A sedução das
vitaminas
Quem
garante a segurança e a eficácia da medicina alternativa?
CRISTIANE SEGATTO
09/08/2013 12h51
Sempre
que vejo uma celebridade fazendo propaganda de remédio ou vitamina, fico
curiosa para saber em qual categoria ela melhor se enquadra:
a) é
corajosa
b) é
desinformada
c) é
inescrupulosa
d) é
ingênua
Mesmo
que o cachê seja altamente compensador, é arriscado emprestar a própria imagem
a um produto que altera a saúde das pessoas – e nem sempre para melhor. Vender
remédio não é inofensivo como anunciar uma cama king size ou as últimas
tendências da moda.
Para
um medicamento convencional chegar ao mercado, ele precisa ser submetido a
rigorosos testes de segurança e eficácia. Milhares de pacientes, milhões de
dólares e anos de pesquisa são necessários para comprovar o benefício alegado.
A indústria farmacêutica é altamente regulada. Ainda assim, de tempos em
tempos, algum remédio é retirado do mercado porque, após anos de uso, se
descobre que ele aumenta o risco de morte e outros sérios danos.
E
aí? Como fica a imagem e a consciência da celebridade que anunciou o produto?
Imagine a conversa de botequim:
“Sabe
o fulano? Tomou o remédio do Bola de Ouro da Copa e infartou."
No
caso das cápsulas para ganhar músculos, suplementos vitamínicos que prometem
saúde e vitalidade, antioxidantes contra o envelhecimento, dietas de eliminar
esse ou aquele alimento e tantas outras ilusões, o problema é ainda mais grave.

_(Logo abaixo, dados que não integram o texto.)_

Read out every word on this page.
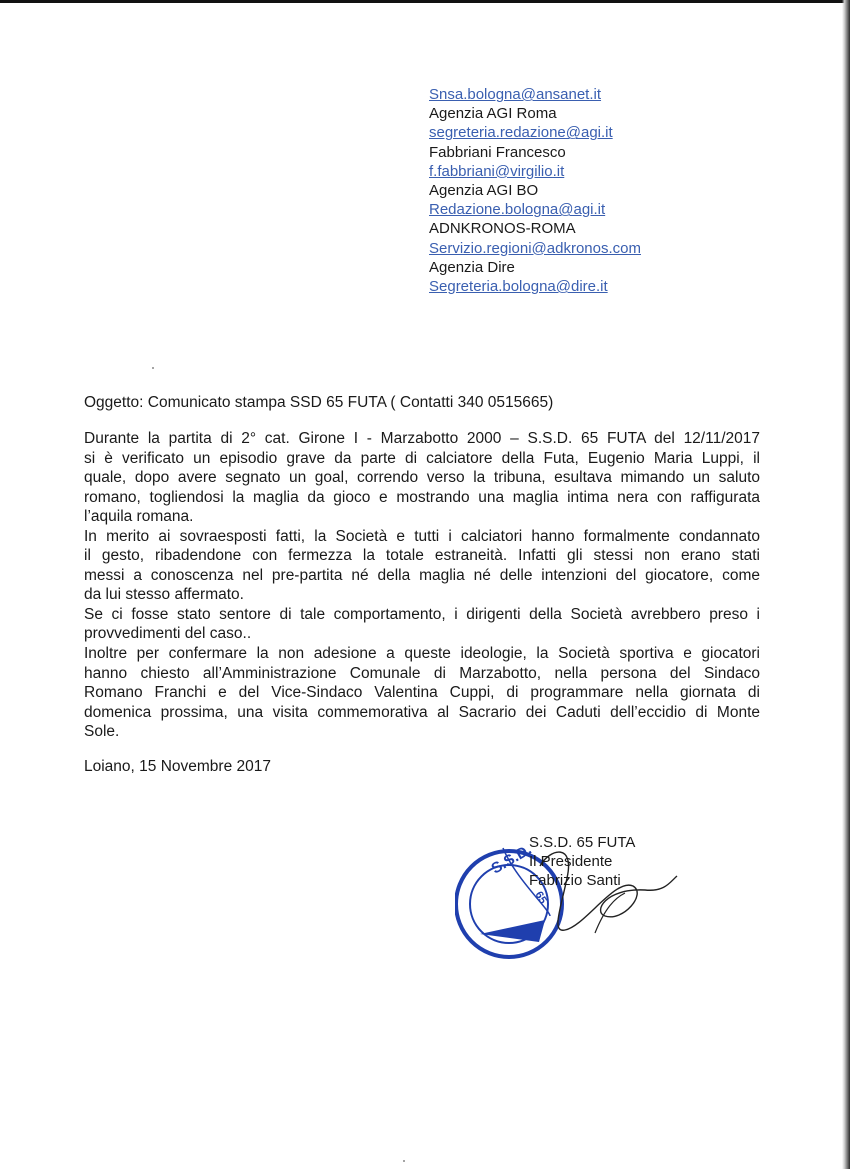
Snsa.bologna@ansanet.it
Agenzia AGI Roma
segreteria.redazione@agi.it
Fabbriani Francesco
f.fabbriani@virgilio.it
Agenzia AGI BO
Redazione.bologna@agi.it
ADNKRONOS-ROMA
Servizio.regioni@adkronos.com
Agenzia Dire
Segreteria.bologna@dire.it
Oggetto: Comunicato stampa SSD 65 FUTA ( Contatti 340 0515665)

Durante la partita di 2° cat. Girone I - Marzabotto 2000 – S.S.D. 65 FUTA del 12/11/2017

si è verificato un episodio grave da parte di calciatore della Futa, Eugenio Maria Luppi, il

quale, dopo avere segnato un goal, correndo verso la tribuna, esultava mimando un saluto

romano, togliendosi la maglia da gioco e mostrando una maglia intima nera con raffigurata

l’aquila romana.

In merito ai sovraesposti fatti, la Società e tutti i calciatori hanno formalmente condannato

il gesto, ribadendone con fermezza la totale estraneità. Infatti gli stessi non erano stati

messi a conoscenza nel pre-partita né della maglia né delle intenzioni del giocatore, come

da lui stesso affermato.

Se ci fosse stato sentore di tale comportamento, i dirigenti della Società avrebbero preso i

provvedimenti del caso..

Inoltre per confermare la non adesione a queste ideologie, la Società sportiva e giocatori

hanno chiesto all’Amministrazione Comunale di Marzabotto, nella persona del Sindaco

Romano Franchi e del Vice-Sindaco Valentina Cuppi, di programmare nella giornata di

domenica prossima, una visita commemorativa al Sacrario dei Caduti dell’eccidio di Monte

Sole.

Loiano, 15 Novembre 2017
S.S.D.
65
S.S.D. 65 FUTA
Il Presidente
Fabrizio Santi
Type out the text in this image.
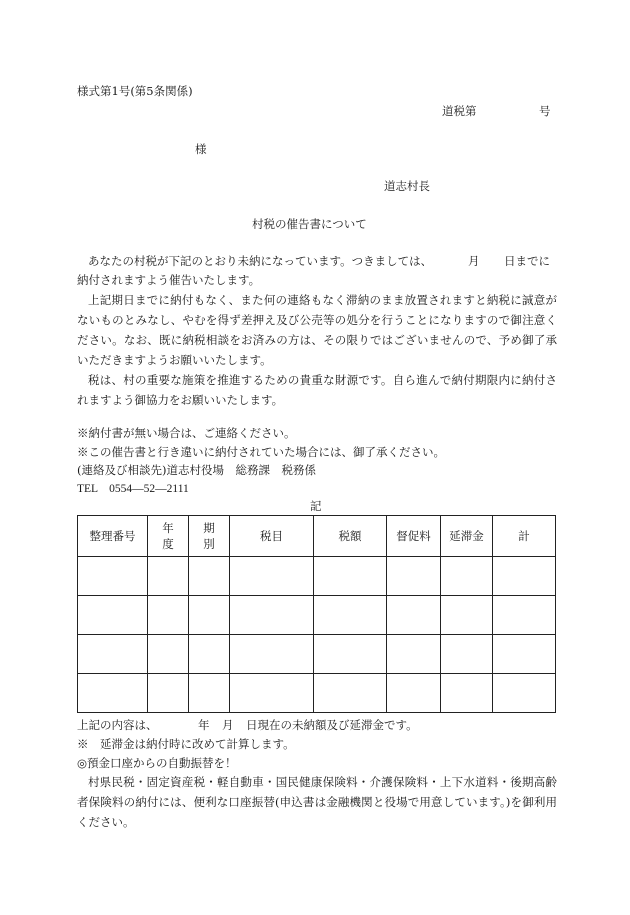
様式第1号(第5条関係)
道税第	号
様
道志村長
村税の催告書について
あなたの村税が下記のとおり未納になっています。つきましては、	月 日までに
納付されますよう催告いたします。
上記期日までに納付もなく、また何の連絡もなく滞納のまま放置されますと納税に誠意がないものとみなし、やむを得ず差押え及び公売等の処分を行うことになりますので御注意ください。なお、既に納税相談をお済みの方は、その限りではございませんので、予め御了承いただきますようお願いいたします。
税は、村の重要な施策を推進するための貴重な財源です。自ら進んで納付期限内に納付されますよう御協力をお願いいたします。
※納付書が無い場合は、ご連絡ください。
※この催告書と行き違いに納付されていた場合には、御了承ください。
(連絡及び相談先)道志村役場　総務課　税務係
TEL　0554―52―2111
記
整理番号	年度	期別	税目	税額	督促料	延滞金	計

上記の内容は、	年 月 日現在の未納額及び延滞金です。
※　延滞金は納付時に改めて計算します。
◎預金口座からの自動振替を！
村県民税・固定資産税・軽自動車・国民健康保険料・介護保険料・上下水道料・後期高齢者保険料の納付には、便利な口座振替(申込書は金融機関と役場で用意しています。)を御利用ください。
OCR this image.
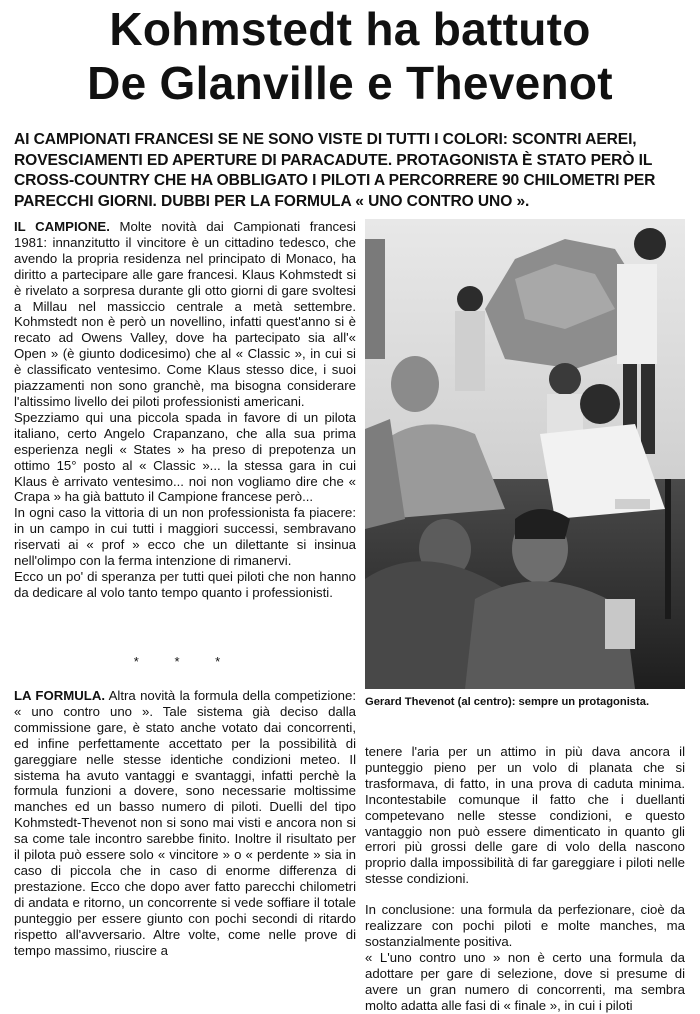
Kohmstedt ha battuto
De Glanville e Thevenot

AI CAMPIONATI FRANCESI SE NE SONO VISTE DI TUTTI I COLORI: SCONTRI AEREI, ROVESCIAMENTI ED APERTURE DI PARACADUTE. PROTAGONISTA È STATO PERÒ IL CROSS-COUNTRY CHE HA OBBLIGATO I PILOTI A PERCORRERE 90 CHILOMETRI PER PARECCHI GIORNI. DUBBI PER LA FORMULA « UNO CONTRO UNO ».

IL CAMPIONE. Molte novità dai Campionati francesi 1981: innanzitutto il vincitore è un cittadino tedesco, che avendo la propria residenza nel principato di Monaco, ha diritto a partecipare alle gare francesi. Klaus Kohmstedt si è rivelato a sorpresa durante gli otto giorni di gare svoltesi a Millau nel massiccio centrale a metà settembre. Kohmstedt non è però un novellino, infatti quest'anno si è recato ad Owens Valley, dove ha partecipato sia all'« Open » (è giunto dodicesimo) che al « Classic », in cui si è classificato ventesimo. Come Klaus stesso dice, i suoi piazzamenti non sono granchè, ma bisogna considerare l'altissimo livello dei piloti professionisti americani.

Spezziamo qui una piccola spada in favore di un pilota italiano, certo Angelo Crapanzano, che alla sua prima esperienza negli « States » ha preso di prepotenza un ottimo 15° posto al « Classic »... la stessa gara in cui Klaus è arrivato ventesimo... noi non vogliamo dire che « Crapa » ha già battuto il Campione francese però...

In ogni caso la vittoria di un non professionista fa piacere: in un campo in cui tutti i maggiori successi, sembravano riservati ai « prof » ecco che un dilettante si insinua nell'olimpo con la ferma intenzione di rimanervi.

Ecco un po' di speranza per tutti quei piloti che non hanno da dedicare al volo tanto tempo quanto i professionisti.

* * *

LA FORMULA. Altra novità la formula della competizione: « uno contro uno ». Tale sistema già deciso dalla commissione gare, è stato anche votato dai concorrenti, ed infine perfettamente accettato per la possibilità di gareggiare nelle stesse identiche condizioni meteo. Il sistema ha avuto vantaggi e svantaggi, infatti perchè la formula funzioni a dovere, sono necessarie moltissime manches ed un basso numero di piloti. Duelli del tipo Kohmstedt-Thevenot non si sono mai visti e ancora non si sa come tale incontro sarebbe finito. Inoltre il risultato per il pilota può essere solo « vincitore » o « perdente » sia in caso di piccola che in caso di enorme differenza di prestazione. Ecco che dopo aver fatto parecchi chilometri di andata e ritorno, un concorrente si vede soffiare il totale punteggio per essere giunto con pochi secondi di ritardo rispetto all'avversario. Altre volte, come nelle prove di tempo massimo, riuscire a

Gerard Thevenot (al centro): sempre un protagonista.

tenere l'aria per un attimo in più dava ancora il punteggio pieno per un volo di planata che si trasformava, di fatto, in una prova di caduta minima. Incontestabile comunque il fatto che i duellanti competevano nelle stesse condizioni, e questo vantaggio non può essere dimenticato in quanto gli errori più grossi delle gare di volo della nascono proprio dalla impossibilità di far gareggiare i piloti nelle stesse condizioni.

In conclusione: una formula da perfezionare, cioè da realizzare con pochi piloti e molte manches, ma sostanzialmente positiva.

« L'uno contro uno » non è certo una formula da adottare per gare di selezione, dove si presume di avere un gran numero di concorrenti, ma sembra molto adatta alle fasi di « finale », in cui i piloti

As empresas não têm a obrigação de comprovar a eficácia e a segurança de nada.
Colocam apelos irresistíveis nos rótulos, contratam uma celebridade e pumba! Se
o consumidor se der mal, azar o dele.
Isso
não acontece só no Brasil. Metade dos americanos usa algum tipo de vitamina,
suplemento alimentar ou qualquer outra forma de medicina alternativa. É uma
indústria de US$ 34 bilhões por ano. Até a indústria farmacêutica tradicional
(a Big Pharma) está entrando nesse mercado. Em 2012, a Pfizer comprou a Alacer
Corporation, um dos maiores fabricantes de megavitaminas nos EUA.
Os
novos produtos e as novas promessas da chamada medicina alternativa são
anunciadas por celebridades e rapidamente viram febres de consumo. Geram
livros, programas de TV, capas de revista. Num piscar de olhos e em milhares de
“likes” de Facebook, ganham o mundo.
Muitos
brasileiros conhecem e adoram celebridades da TV americana como os médicos
Deepak Chopra, Mehmet Oz e Andrew Weil, três ícones da chamada “medicina
alternativa”. Eles e tantos outros promovem técnicas, terapias, dietas e
alimentos cujos benefícios para a saúde nunca foram comprovados segundo os
melhores padrões de evidência científica.
Um
dos maiores críticos do comportamento das celebridades em relação aos produtos
de saúde e da falta de comprovação científica da medicina alternativa é Paul A.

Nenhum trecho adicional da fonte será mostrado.